Calculating the true cost of ownership of a digitized checklist system is tricky. Obviously, it includes the cost of the equipment, but it also includes many costs that restauranteurs may not realize or consider.That’s because solutions like ComplianceMate aren’t just hardware; they’re full-fledged safety systems that include software, and restaurant owners must also consider the cost of operating that system.
Labor costs must also be considered; and here automated, digitized checklists truly begin to show their worth.
How much time and effort do you and your staff spend while using the system, and what does the cost equal? Digital checklists almost always reduce the time spent on checklists. One major client of ours was spending 75 minutes a day total checking 150 items. With our automated system, they doubled the number of items to 300 and still decreased their daily time spent to an average 45 minutes daily.
There’s also the cost of inaccuracy. Erroneous entries can lead to bad operating decisions and increase the risk of fines, penalties, and even litigation.
People make mistakes, and simply human error can lead to missed checks or incorrect records. People also sometimes commit fraud, unfortunately. The restaurant industry knows this as pencil whipping, or fraudulent entries in paper checklists and records. Automating all but eliminates pencil whipping, considering that the wireless temperature probe and monitors submit the data to the system without the user ever having a chance to enter or edit the data.

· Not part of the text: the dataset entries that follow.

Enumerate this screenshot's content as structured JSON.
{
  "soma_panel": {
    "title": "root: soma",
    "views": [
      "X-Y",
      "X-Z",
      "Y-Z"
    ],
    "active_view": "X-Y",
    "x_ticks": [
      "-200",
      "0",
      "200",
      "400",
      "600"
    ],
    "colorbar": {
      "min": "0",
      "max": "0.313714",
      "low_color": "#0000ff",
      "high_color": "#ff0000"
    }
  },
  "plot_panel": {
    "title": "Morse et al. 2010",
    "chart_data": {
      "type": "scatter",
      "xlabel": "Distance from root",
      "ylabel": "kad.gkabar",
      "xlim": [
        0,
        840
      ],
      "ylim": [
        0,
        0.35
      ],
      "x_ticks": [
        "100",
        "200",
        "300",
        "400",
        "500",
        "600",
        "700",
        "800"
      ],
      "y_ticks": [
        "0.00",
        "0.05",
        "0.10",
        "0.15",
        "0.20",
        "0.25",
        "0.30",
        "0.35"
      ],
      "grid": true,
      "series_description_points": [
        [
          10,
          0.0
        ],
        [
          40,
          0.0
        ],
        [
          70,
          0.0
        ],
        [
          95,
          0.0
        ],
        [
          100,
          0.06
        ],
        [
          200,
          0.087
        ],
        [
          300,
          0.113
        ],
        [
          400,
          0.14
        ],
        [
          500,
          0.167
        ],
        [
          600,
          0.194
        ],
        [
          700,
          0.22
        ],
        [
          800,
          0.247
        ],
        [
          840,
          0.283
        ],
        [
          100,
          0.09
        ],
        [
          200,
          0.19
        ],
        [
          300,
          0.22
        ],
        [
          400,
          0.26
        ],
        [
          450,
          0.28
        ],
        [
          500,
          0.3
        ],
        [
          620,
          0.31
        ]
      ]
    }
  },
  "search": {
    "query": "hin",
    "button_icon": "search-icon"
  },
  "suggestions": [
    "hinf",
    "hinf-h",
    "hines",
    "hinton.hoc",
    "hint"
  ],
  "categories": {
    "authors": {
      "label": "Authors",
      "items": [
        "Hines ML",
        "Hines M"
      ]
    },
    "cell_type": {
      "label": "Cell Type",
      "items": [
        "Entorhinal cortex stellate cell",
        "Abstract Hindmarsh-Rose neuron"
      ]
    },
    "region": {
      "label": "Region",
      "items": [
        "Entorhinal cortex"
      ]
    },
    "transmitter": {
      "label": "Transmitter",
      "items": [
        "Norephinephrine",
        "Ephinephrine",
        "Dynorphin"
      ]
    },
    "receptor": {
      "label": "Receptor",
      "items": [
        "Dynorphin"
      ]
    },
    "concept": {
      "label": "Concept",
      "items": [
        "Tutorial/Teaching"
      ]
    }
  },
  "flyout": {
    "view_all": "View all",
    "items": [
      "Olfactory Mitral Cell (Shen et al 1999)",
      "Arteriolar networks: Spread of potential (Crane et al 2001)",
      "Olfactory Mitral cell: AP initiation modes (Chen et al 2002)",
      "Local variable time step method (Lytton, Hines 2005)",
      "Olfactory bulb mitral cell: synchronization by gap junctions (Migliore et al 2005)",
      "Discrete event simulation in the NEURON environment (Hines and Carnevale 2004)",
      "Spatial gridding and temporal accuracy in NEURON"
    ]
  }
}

Then, you have to consider the cost of mishaps, accidents, and occasional problems.
For example, what if you have a cooler that goes out? Just two nights before the Grand Opening of his new franchise, one of our clients discovered his walk-in cooler had been wired incorrectly, and it shorted out. Product worth $10,000 could have spoiled (potentially also ruining his Grand Opening and reducing future sales through tarnished reputation), except he had our automated temperature monitoring system in conjunction with the checklist system. Everything was saved.

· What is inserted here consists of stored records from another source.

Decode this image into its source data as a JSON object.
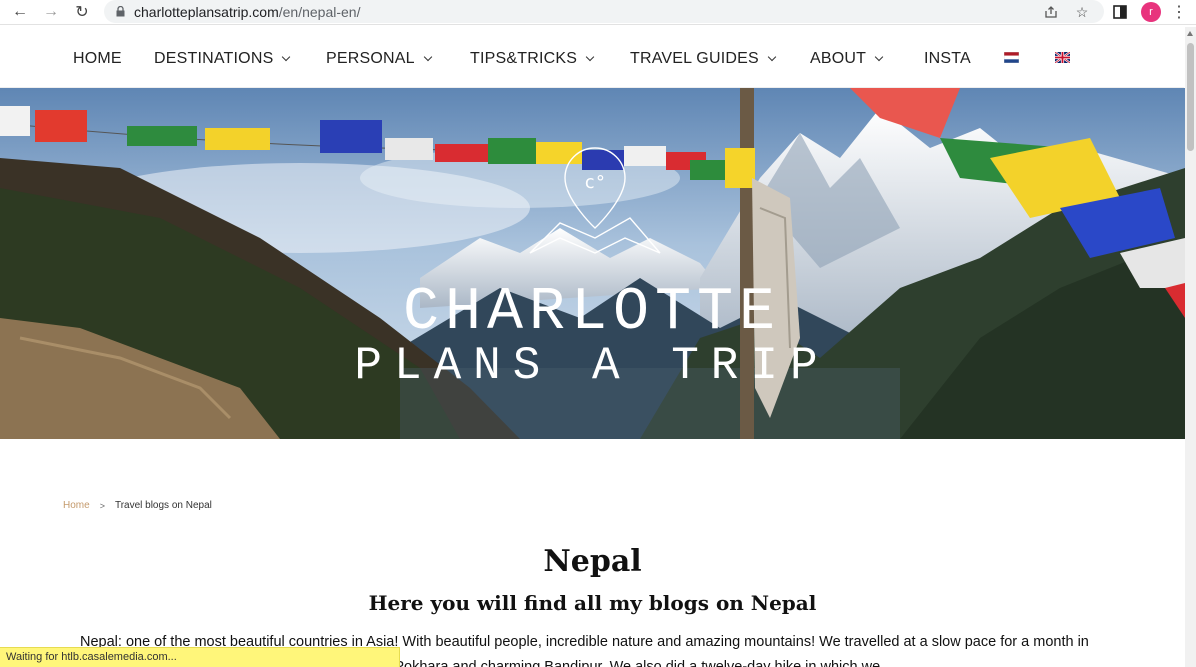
{
  "browser": {
    "url_domain": "charlotteplansatrip.com",
    "url_path": "/en/nepal-en/",
    "profile_initial": "r",
    "status_text": "Waiting for htlb.casalemedia.com..."
  },
  "nav": {
    "items": [
      {
        "label": "HOME"
      },
      {
        "label": "DESTINATIONS"
      },
      {
        "label": "PERSONAL"
      },
      {
        "label": "TIPS&TRICKS"
      },
      {
        "label": "TRAVEL GUIDES"
      },
      {
        "label": "ABOUT"
      },
      {
        "label": "INSTA"
      }
    ]
  },
  "hero": {
    "logo_line1": "CHARLOTTE",
    "logo_line2": "PLANS A TRIP",
    "logo_mark": "c°"
  },
  "breadcrumb": {
    "home": "Home",
    "separator": ">",
    "current": "Travel blogs on Nepal"
  },
  "page": {
    "title": "Nepal",
    "subtitle": "Here you will find all my blogs on Nepal",
    "intro": "Nepal: one of the most beautiful countries in Asia! With beautiful people, incredible nature and amazing mountains! We travelled at a slow pace for a month in which we visited Kathmandu, hip and happening Pokhara and charming Bandipur. We also did a twelve-day hike in which we"
  },
  "colors": {
    "accent": "#c49a6c",
    "status_bg": "#fff67a",
    "avatar": "#e8337d"
  }
}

Finally, you cannot escape the cost of failure.
What was the total cost of ownership for Chipotle’s checklist and safety system, when you consider that its stock value plummeted 47% after its 2016 E. coli outbreak?
All of that must be reflected in the trust cost of ownership.
One system may be significantly cheaper, but when you include the cost of managing it and actually using it, it could end up being significantly more expensive.